2016, Vol. 44, No. 14 | Tatiana Tatusova, Michael DiCuccio, Azat Badretdin, Vyacheslav Chetvernin, Eric P. Nawrocki, Leonid Zaslavsky, Alexandre Lomsadze, Kim D. Pruitt, Mark Borodovsky, and James Ostell
The NCBI Prokaryotic Genome Annotation Pipeline (PGAP) is an advanced tool for automatic annotation of prokaryotic genomes, combining alignment-based methods with ab initio gene prediction. The pipeline uses a pan-genome approach, leveraging homologous protein clusters to generate initial annotations and refine them using statistical predictions. Key features include:
1. **Pan-genome Approach**: Utilizes homologous protein clusters to define core genes and proteins, which serve as a map for annotation.
2. **Multiple Evidence Types**: Integrates alignment-based hints and ab initio predictions to improve accuracy.
3. **Two-Pass Annotation**: Aims to detect frameshifted genes and pseudogenes, enhancing the robustness of annotations.

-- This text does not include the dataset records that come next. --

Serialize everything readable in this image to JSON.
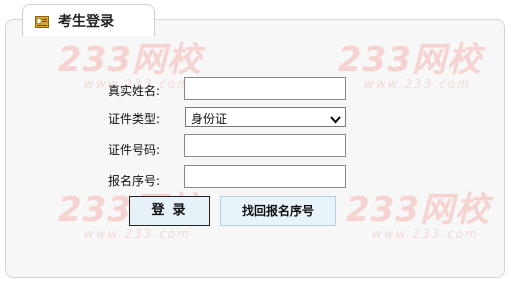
{
  "tab": {
    "title": "考生登录",
    "icon": "id-card-icon"
  },
  "watermark": {
    "text": "233网校",
    "url": "www.233.com"
  },
  "form": {
    "name_label": "真实姓名:",
    "name_value": "",
    "id_type_label": "证件类型:",
    "id_type_selected": "身份证",
    "id_number_label": "证件号码:",
    "id_number_value": "",
    "reg_number_label": "报名序号:",
    "reg_number_value": ""
  },
  "buttons": {
    "login_label": "登录",
    "find_reg_label": "找回报名序号"
  },
  "colors": {
    "panel_bg": "#f7f7f7",
    "watermark": "#f6d3d0",
    "button_bg": "#e6f1f8"
  }
}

4. **GeneMarkS+**: A self-training gene finder that integrates external evidence to predict protein-coding regions.
5. **High-Performance Execution**: Uses a modular framework (GPipe) for distributed computing and robust tracking of tasks.

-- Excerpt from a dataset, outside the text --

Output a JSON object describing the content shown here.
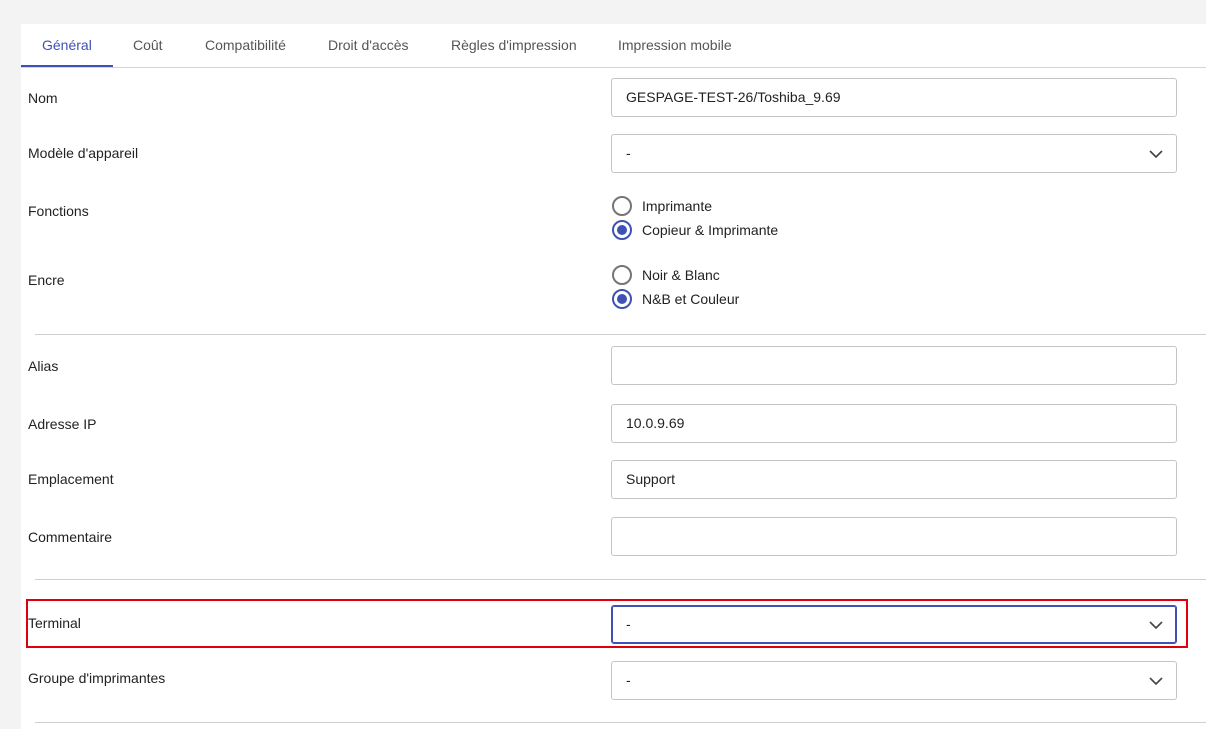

6. **Quality Control**: Incorporates validation procedures to ensure biologically valid and consistently formatted data.
The PGAP pipeline has been shown to match GenBank annotations in over 98% of cases and has been integrated into the GenBank submission system. It has also been used to re-annotate RefSeq genomes, improving consistency and accuracy. The pipeline is designed to handle both well-studied and novel taxonomic lineages, making it a flexible and extensible tool for prokaryotic genome annotation.The NCBI Prokaryotic Genome Annotation Pipeline (PGAP) is an advanced tool for automatic annotation of prokaryotic genomes, combining alignment-based methods with ab initio gene prediction. The pipeline uses a pan-genome approach, leveraging homologous protein clusters to generate initial annotations and refine them using statistical predictions. Key features include:
1. **Pan-genome Approach**: Utilizes homologous protein clusters to define core genes and proteins, which serve as a map for annotation.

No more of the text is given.